Sesungguhnya persandingan paradoks antara kata “wani” (berani) dan “ngalah” (mengalah) itu bisa dipahami dengan perspektif “koan” dalam tradisi Zen Buddhisme di Jepang, koan adalah serangkaian kata/kalimat tidak masuk akal yang biasa diberikan oleh seorang Master Zen kepada para murid meditasi Zen bukan untuk dipahami atau dipecahkan maknanya secara intelektual, melainkan untuk dikontemplasikan dengan kejernihan batin. Begitu juga dengan koan Jawa “wani ngalah”, itu sebenarnya juga bukan untuk dipahami secara intelektual, melainkan untuk dikontemplasikan dengan kejernihan batin atau “olah rasa”. Dengan perspektif olah rasa lah ungkapan “wani ngalah” atau yang secara lengkapnya “wani ngalah luhur wekasane” itu baru bisa dihayati dan tidak bertentangan dengan prinsip rasionalitas.
Jadi sesungguhnya kalimat “wani ngalah luhur wekasane” itu lebih merupakan tonjokan satire terhadap ambisi dan keserakahan manusia yang tiada habis-habisnya. Bagi orang Jawa, ambisi dan keserakahan itu harus “direm” harus dibatasi, sehingga lahirlah koan Jawa seperti kalimat “wani ngalah” itu.
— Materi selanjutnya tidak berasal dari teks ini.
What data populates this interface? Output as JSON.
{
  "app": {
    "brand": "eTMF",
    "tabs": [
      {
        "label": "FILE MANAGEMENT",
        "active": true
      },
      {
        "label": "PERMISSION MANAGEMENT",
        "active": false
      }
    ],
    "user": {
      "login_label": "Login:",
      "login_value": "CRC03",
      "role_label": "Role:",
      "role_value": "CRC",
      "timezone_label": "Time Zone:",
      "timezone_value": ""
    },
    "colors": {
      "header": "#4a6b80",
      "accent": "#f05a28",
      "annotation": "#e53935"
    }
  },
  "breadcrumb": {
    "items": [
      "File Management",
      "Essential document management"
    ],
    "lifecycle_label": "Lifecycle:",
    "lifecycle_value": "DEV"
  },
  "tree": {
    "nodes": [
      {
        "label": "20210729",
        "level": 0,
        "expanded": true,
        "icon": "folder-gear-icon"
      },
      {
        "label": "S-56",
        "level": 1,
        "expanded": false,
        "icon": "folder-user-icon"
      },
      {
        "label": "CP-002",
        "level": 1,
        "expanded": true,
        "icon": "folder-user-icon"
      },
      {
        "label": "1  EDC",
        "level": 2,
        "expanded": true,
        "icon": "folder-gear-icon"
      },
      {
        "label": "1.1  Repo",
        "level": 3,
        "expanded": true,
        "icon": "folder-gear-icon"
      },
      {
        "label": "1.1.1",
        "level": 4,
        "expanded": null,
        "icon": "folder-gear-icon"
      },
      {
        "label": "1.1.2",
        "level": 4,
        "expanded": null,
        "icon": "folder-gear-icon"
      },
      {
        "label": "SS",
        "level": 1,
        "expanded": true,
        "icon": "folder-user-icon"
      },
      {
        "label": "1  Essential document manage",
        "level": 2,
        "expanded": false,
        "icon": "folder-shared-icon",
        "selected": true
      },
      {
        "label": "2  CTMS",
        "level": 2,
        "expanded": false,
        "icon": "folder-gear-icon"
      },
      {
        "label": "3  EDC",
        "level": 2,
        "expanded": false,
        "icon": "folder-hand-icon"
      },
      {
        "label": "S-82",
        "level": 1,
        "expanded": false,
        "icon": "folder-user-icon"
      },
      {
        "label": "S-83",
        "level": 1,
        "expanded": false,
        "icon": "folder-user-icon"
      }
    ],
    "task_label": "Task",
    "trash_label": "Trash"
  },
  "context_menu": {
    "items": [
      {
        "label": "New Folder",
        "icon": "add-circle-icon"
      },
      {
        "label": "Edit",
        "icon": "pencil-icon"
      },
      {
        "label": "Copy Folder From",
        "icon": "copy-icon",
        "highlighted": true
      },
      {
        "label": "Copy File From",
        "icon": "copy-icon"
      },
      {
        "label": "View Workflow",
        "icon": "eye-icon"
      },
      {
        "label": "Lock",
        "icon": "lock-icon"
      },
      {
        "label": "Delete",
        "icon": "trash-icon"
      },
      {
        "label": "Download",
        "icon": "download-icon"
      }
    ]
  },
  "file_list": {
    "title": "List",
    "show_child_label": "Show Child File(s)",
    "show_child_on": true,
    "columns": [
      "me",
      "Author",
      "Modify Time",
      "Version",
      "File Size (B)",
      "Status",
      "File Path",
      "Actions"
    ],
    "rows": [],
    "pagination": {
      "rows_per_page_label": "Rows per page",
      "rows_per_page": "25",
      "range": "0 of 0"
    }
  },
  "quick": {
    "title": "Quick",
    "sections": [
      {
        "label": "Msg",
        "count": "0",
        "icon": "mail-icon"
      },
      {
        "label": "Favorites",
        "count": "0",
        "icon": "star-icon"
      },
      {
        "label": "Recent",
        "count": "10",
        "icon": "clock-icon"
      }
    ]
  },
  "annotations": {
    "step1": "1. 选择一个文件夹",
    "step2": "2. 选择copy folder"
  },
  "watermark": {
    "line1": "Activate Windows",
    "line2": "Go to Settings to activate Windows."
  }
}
Dalam terang filsafat Jawa, orang Jawa yang baik itu bukanlah orang yang tamak dengan ambisi tanpa batas, melainkan orang yang tahu diri bahwa ada saatnya kita sebagai manusia harus memiliki nyali keberanian untuk mengalah, untuk tidak populer, untuk sejenak menyepi dan menyingkir dari bisingnya kompetisi. Dengan menganut filsafat “wani ngalah luhur wekasane” itu, mungkin kita oleh dunia di zaman edan ini akan dianggap lemah dan tolol, padahal sesungguhnya hanya manusia yang memiliki kapasitas “batin kuat” dan “batin cerdas” saja yang akan mampu menerapkan filsafat koan “wani ngalah” itu. Orang yang kapasitas batinnya masih lemah dan dungu hanya akan mampu memiliki nyali untuk “wani menang” (berani menang) saja, sekalipun dengan menghalalkan segala cara yang tidak etis dan sportif, mereka tidak terbiasa bertirakat untuk “wani ngalah”, karena ngalah itu tentu saja rasanya pahit dan tidak enak, berbeda dengan kemenangan yang sudah pasti nikmat dan manis.
Orang Jawa sejak dulu memang terbiasa bertirakat dan “menyesap kepahitan”, tentu saja bukan untuk menjadi pengidap masokis yang candu terhadap kesakitan, melainkan orang Jawa terbiasa menyesap kepahitan adalah untuk menggladi batin dan mental agar lebih kuat dan tahan banting terhadap segala cuaca hidup yang senantiasa mengalami perubahan alias “cakra manggilingan”.